Basically, when confronted with danger, our survival instincts demand that we get away. Generally that means run like a pack of Hell Hounds are after you! However, since running isn’t always an option, i.e. when you’re cornered or have someone to protect, we also have a part of our brain screaming at us to fight the attacker. Generally speaking, unless you have good reason to stand your ground, you’re going to be overwhelmed by the “Run like hell” part.
And that’s fine, if you can get away, go for it. It’s never a good idea to be the tough guy who gets put in the hospital because of his pride, and in most areas, the law requires you to utilize every avenue of escape before self defense is viable in court. But there is one problem with the fact that we primarily want to run instead of fight, and that’s the fact that when we choose to (or have to) fight, we still have that voice in the back of our head screaming “RUN AWAY!” That’s, in large part, what makes us panic during a fight.
So what can you do about it?
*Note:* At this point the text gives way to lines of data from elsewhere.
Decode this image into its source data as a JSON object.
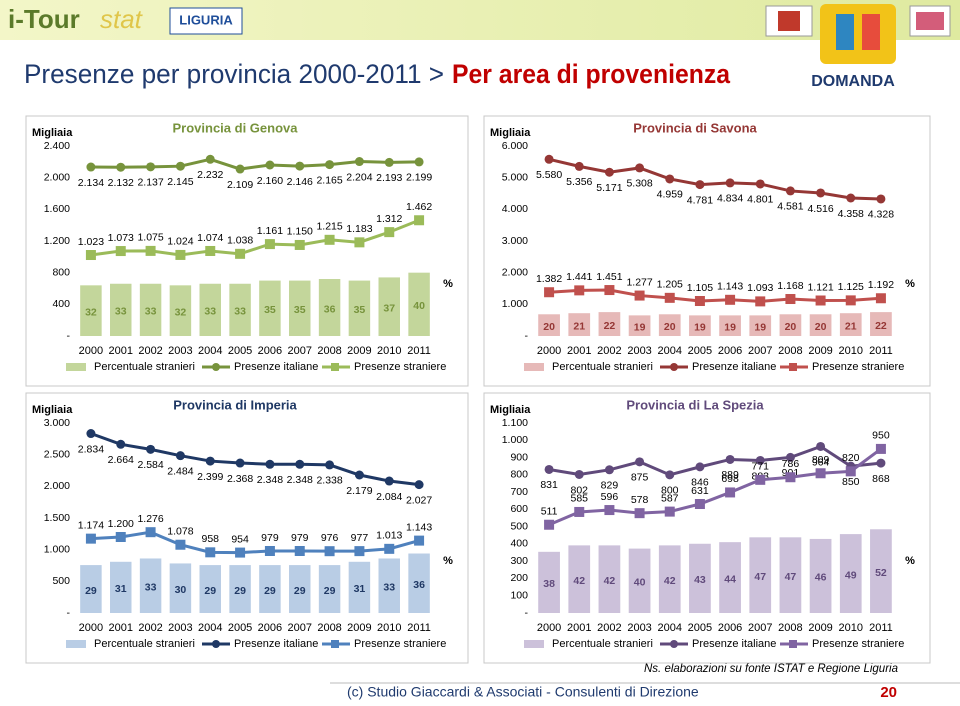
{
  "header": {
    "logo_a": "i-Tour",
    "logo_b": "stat",
    "region": "LIGURIA",
    "title": "Presenze per provincia  2000-2011 > ",
    "title_highlight": "Per area di provenienza",
    "section": "DOMANDA"
  },
  "note": "Ns. elaborazioni su fonte ISTAT e Regione Liguria",
  "footer": "(c) Studio Giaccardi & Associati - Consulenti di Direzione",
  "page": 20,
  "chart_data": [
    {
      "type": "combo",
      "title": "Provincia di Genova",
      "y_label": "Migliaia",
      "y2_label": "%",
      "categories": [
        "2000",
        "2001",
        "2002",
        "2003",
        "2004",
        "2005",
        "2006",
        "2007",
        "2008",
        "2009",
        "2010",
        "2011"
      ],
      "ylim": [
        0,
        2400
      ],
      "yticks": [
        {
          "value": 0,
          "label": "-"
        },
        400,
        800,
        {
          "value": 1200,
          "label": "1.200"
        },
        {
          "value": 1600,
          "label": "1.600"
        },
        {
          "value": 2000,
          "label": "2.000"
        },
        {
          "value": 2400,
          "label": "2.400"
        }
      ],
      "y2lim": [
        0,
        120
      ],
      "series": [
        {
          "name": "Percentuale stranieri",
          "color": "#c3d69b",
          "axis": "y2",
          "values": [
            32,
            33,
            33,
            32,
            33,
            33,
            35,
            35,
            36,
            35,
            37,
            40
          ]
        },
        {
          "name": "Presenze italiane",
          "color": "#77933c",
          "values": [
            2134,
            2132,
            2137,
            2145,
            2232,
            2109,
            2160,
            2146,
            2165,
            2204,
            2193,
            2199
          ],
          "value_labels": [
            "2.134",
            "2.132",
            "2.137",
            "2.145",
            "2.232",
            "2.109",
            "2.160",
            "2.146",
            "2.165",
            "2.204",
            "2.193",
            "2.199"
          ]
        },
        {
          "name": "Presenze straniere",
          "color": "#9bbb59",
          "values": [
            1023,
            1073,
            1075,
            1024,
            1074,
            1038,
            1161,
            1150,
            1215,
            1183,
            1312,
            1462
          ],
          "value_labels": [
            "1.023",
            "1.073",
            "1.075",
            "1.024",
            "1.074",
            "1.038",
            "1.161",
            "1.150",
            "1.215",
            "1.183",
            "1.312",
            "1.462"
          ]
        }
      ]
    },
    {
      "type": "combo",
      "title": "Provincia di Savona",
      "y_label": "Migliaia",
      "y2_label": "%",
      "categories": [
        "2000",
        "2001",
        "2002",
        "2003",
        "2004",
        "2005",
        "2006",
        "2007",
        "2008",
        "2009",
        "2010",
        "2011"
      ],
      "ylim": [
        0,
        6000
      ],
      "yticks": [
        {
          "value": 0,
          "label": "-"
        },
        {
          "value": 1000,
          "label": "1.000"
        },
        {
          "value": 2000,
          "label": "2.000"
        },
        {
          "value": 3000,
          "label": "3.000"
        },
        {
          "value": 4000,
          "label": "4.000"
        },
        {
          "value": 5000,
          "label": "5.000"
        },
        {
          "value": 6000,
          "label": "6.000"
        }
      ],
      "y2lim": [
        0,
        175
      ],
      "series": [
        {
          "name": "Percentuale stranieri",
          "color": "#e6b9b8",
          "axis": "y2",
          "values": [
            20,
            21,
            22,
            19,
            20,
            19,
            19,
            19,
            20,
            20,
            21,
            22
          ]
        },
        {
          "name": "Presenze italiane",
          "color": "#953735",
          "values": [
            5580,
            5356,
            5171,
            5308,
            4959,
            4781,
            4834,
            4801,
            4581,
            4516,
            4358,
            4328
          ],
          "value_labels": [
            "5.580",
            "5.356",
            "5.171",
            "5.308",
            "4.959",
            "4.781",
            "4.834",
            "4.801",
            "4.581",
            "4.516",
            "4.358",
            "4.328"
          ]
        },
        {
          "name": "Presenze straniere",
          "color": "#c0504d",
          "values": [
            1382,
            1441,
            1451,
            1277,
            1205,
            1105,
            1143,
            1093,
            1168,
            1121,
            1125,
            1192
          ],
          "value_labels": [
            "1.382",
            "1.441",
            "1.451",
            "1.277",
            "1.205",
            "1.105",
            "1.143",
            "1.093",
            "1.168",
            "1.121",
            "1.125",
            "1.192"
          ]
        }
      ]
    },
    {
      "type": "combo",
      "title": "Provincia di Imperia",
      "y_label": "Migliaia",
      "y2_label": "%",
      "categories": [
        "2000",
        "2001",
        "2002",
        "2003",
        "2004",
        "2005",
        "2006",
        "2007",
        "2008",
        "2009",
        "2010",
        "2011"
      ],
      "ylim": [
        0,
        3000
      ],
      "yticks": [
        {
          "value": 0,
          "label": "-"
        },
        500,
        {
          "value": 1000,
          "label": "1.000"
        },
        {
          "value": 1500,
          "label": "1.500"
        },
        {
          "value": 2000,
          "label": "2.000"
        },
        {
          "value": 2500,
          "label": "2.500"
        },
        {
          "value": 3000,
          "label": "3.000"
        }
      ],
      "y2lim": [
        0,
        115
      ],
      "series": [
        {
          "name": "Percentuale stranieri",
          "color": "#b9cde5",
          "axis": "y2",
          "values": [
            29,
            31,
            33,
            30,
            29,
            29,
            29,
            29,
            29,
            31,
            33,
            36
          ]
        },
        {
          "name": "Presenze italiane",
          "color": "#1f3864",
          "values": [
            2834,
            2664,
            2584,
            2484,
            2399,
            2368,
            2348,
            2348,
            2338,
            2179,
            2084,
            2027
          ],
          "value_labels": [
            "2.834",
            "2.664",
            "2.584",
            "2.484",
            "2.399",
            "2.368",
            "2.348",
            "2.348",
            "2.338",
            "2.179",
            "2.084",
            "2.027"
          ]
        },
        {
          "name": "Presenze straniere",
          "color": "#4f81bd",
          "values": [
            1174,
            1200,
            1276,
            1078,
            958,
            954,
            979,
            979,
            976,
            977,
            1013,
            1143
          ],
          "value_labels": [
            "1.174",
            "1.200",
            "1.276",
            "1.078",
            "958",
            "954",
            "979",
            "979",
            "976",
            "977",
            "1.013",
            "1.143"
          ]
        }
      ]
    },
    {
      "type": "combo",
      "title": "Provincia di La Spezia",
      "y_label": "Migliaia",
      "y2_label": "%",
      "categories": [
        "2000",
        "2001",
        "2002",
        "2003",
        "2004",
        "2005",
        "2006",
        "2007",
        "2008",
        "2009",
        "2010",
        "2011"
      ],
      "ylim": [
        0,
        1100
      ],
      "yticks": [
        {
          "value": 0,
          "label": "-"
        },
        100,
        200,
        300,
        400,
        500,
        600,
        700,
        800,
        900,
        {
          "value": 1000,
          "label": "1.000"
        },
        {
          "value": 1100,
          "label": "1.100"
        }
      ],
      "y2lim": [
        0,
        118
      ],
      "series": [
        {
          "name": "Percentuale stranieri",
          "color": "#ccc1da",
          "axis": "y2",
          "values": [
            38,
            42,
            42,
            40,
            42,
            43,
            44,
            47,
            47,
            46,
            49,
            52
          ]
        },
        {
          "name": "Presenze italiane",
          "color": "#604a7b",
          "values": [
            831,
            802,
            829,
            875,
            800,
            846,
            889,
            883,
            901,
            964,
            850,
            868
          ]
        },
        {
          "name": "Presenze straniere",
          "color": "#8064a2",
          "values": [
            511,
            585,
            596,
            578,
            587,
            631,
            698,
            771,
            786,
            809,
            820,
            950
          ]
        }
      ]
    }
  ]
}
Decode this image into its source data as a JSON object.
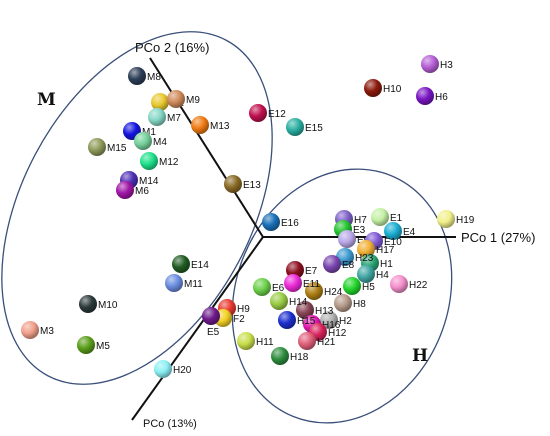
{
  "chart_data": {
    "type": "scatter",
    "title": "",
    "axes": {
      "pco1": "PCo 1 (27%)",
      "pco2": "PCo 2 (16%)",
      "pco3": "PCo (13%)"
    },
    "groups": [
      {
        "label": "M"
      },
      {
        "label": "H"
      }
    ],
    "points": [
      {
        "label": "H3",
        "color": "#b65fd6"
      },
      {
        "label": "H10",
        "color": "#8b1a0c"
      },
      {
        "label": "H6",
        "color": "#7a16c4"
      },
      {
        "label": "H19",
        "color": "#f1f08a"
      },
      {
        "label": "H22",
        "color": "#f48fcc"
      },
      {
        "label": "H7",
        "color": "#7f62c9"
      },
      {
        "label": "E1",
        "color": "#c3f0a4"
      },
      {
        "label": "E3",
        "color": "#22c42f"
      },
      {
        "label": "E4",
        "color": "#1aaed2"
      },
      {
        "label": "E9",
        "color": "#b9a8e8"
      },
      {
        "label": "E10",
        "color": "#7f5ad4"
      },
      {
        "label": "H17",
        "color": "#f0b034"
      },
      {
        "label": "H1",
        "color": "#2aa673"
      },
      {
        "label": "H23",
        "color": "#3e9ad0"
      },
      {
        "label": "E8",
        "color": "#7a46b0"
      },
      {
        "label": "H4",
        "color": "#40a6a3"
      },
      {
        "label": "H5",
        "color": "#22d52b"
      },
      {
        "label": "H8",
        "color": "#b59a8b"
      },
      {
        "label": "H24",
        "color": "#ae7f12"
      },
      {
        "label": "H2",
        "color": "#b0b0b0"
      },
      {
        "label": "H13",
        "color": "#884455"
      },
      {
        "label": "H16",
        "color": "#e01ab0"
      },
      {
        "label": "H12",
        "color": "#d8205a"
      },
      {
        "label": "H21",
        "color": "#e0607a"
      },
      {
        "label": "H15",
        "color": "#1d2fcf"
      },
      {
        "label": "H14",
        "color": "#99cc44"
      },
      {
        "label": "H11",
        "color": "#c8de4a"
      },
      {
        "label": "H18",
        "color": "#2e8e3e"
      },
      {
        "label": "E6",
        "color": "#6cd04a"
      },
      {
        "label": "E7",
        "color": "#8b0f1e"
      },
      {
        "label": "E11",
        "color": "#ec2ad8"
      },
      {
        "label": "H9",
        "color": "#e83a30"
      },
      {
        "label": "F2",
        "color": "#f3d125"
      },
      {
        "label": "E5",
        "color": "#6d1a8a"
      },
      {
        "label": "H20",
        "color": "#8beff4"
      },
      {
        "label": "E16",
        "color": "#1a70b8"
      },
      {
        "label": "E14",
        "color": "#1f5c22"
      },
      {
        "label": "M11",
        "color": "#6c8ee0"
      },
      {
        "label": "E13",
        "color": "#8a6a25"
      },
      {
        "label": "E12",
        "color": "#c0104e"
      },
      {
        "label": "E15",
        "color": "#2ab0a2"
      },
      {
        "label": "M13",
        "color": "#f07b14"
      },
      {
        "label": "M8",
        "color": "#2d3e58"
      },
      {
        "label": "M2",
        "color": "#e8c82e"
      },
      {
        "label": "M9",
        "color": "#d08a5a"
      },
      {
        "label": "M7",
        "color": "#86d7c6"
      },
      {
        "label": "M1",
        "color": "#1515e0"
      },
      {
        "label": "M4",
        "color": "#76d09c"
      },
      {
        "label": "M15",
        "color": "#8e9a5a"
      },
      {
        "label": "M12",
        "color": "#1ee08a"
      },
      {
        "label": "M14",
        "color": "#4f30b4"
      },
      {
        "label": "M6",
        "color": "#a016a6"
      },
      {
        "label": "M10",
        "color": "#2c3a3a"
      },
      {
        "label": "M3",
        "color": "#f0a08a"
      },
      {
        "label": "M5",
        "color": "#5a9e1a"
      }
    ]
  }
}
Well, here are two things I recommend.
The first is to learn some basic fighting skills, it doesn’t have to be fancy or difficult, in fact quite the opposite. Just something that you can fall back on when faced with violence. Something that makes you feel like you aren’t just “prey” for the guy attacking you. I recommend something along the lines of Street Fighting Uncaged or Krav Maga Online. Both are highly effective but quick and easy to learn. And once you are comfortable with those techniques, you’re going to be a lot more confident in yourself!
The other way is to practice panicking and calming down, the idea being for you to get accustomed to feeling panic and learning to control it. Okay, sounds easy enough, just one problem… How do you get yourself to panic? Well, if you’re me just walk into a room with a giant spider. Bam! Panic city! But for all you non arachnophobic people out there, here is a simple exercise you can consider. ***WARNING! FOR EDUCATIONAL PURPOSES ONLY! ATTEMPT AT YOUR OWN RISK! BLAH, BLAH, BLAH!*** Okay so this is fairly simple but a bit dangerous. You need to trick your brain into thinking that you are in danger; here’s how. Map out a large square to walk around (or go to the gym and walk around the inside perimeter), walk a lap normally just to warm your body up some. On your second lap hold your breath. Keep holding your breath as long as you can. As your brain starts to be deprived of oxygen it’s going to start to panic. When you feel the panic, start breathing again. Obviously this can be dangerous. But you can get yourself a little used to the feeling, plus you start to associate stopping panic by breathing.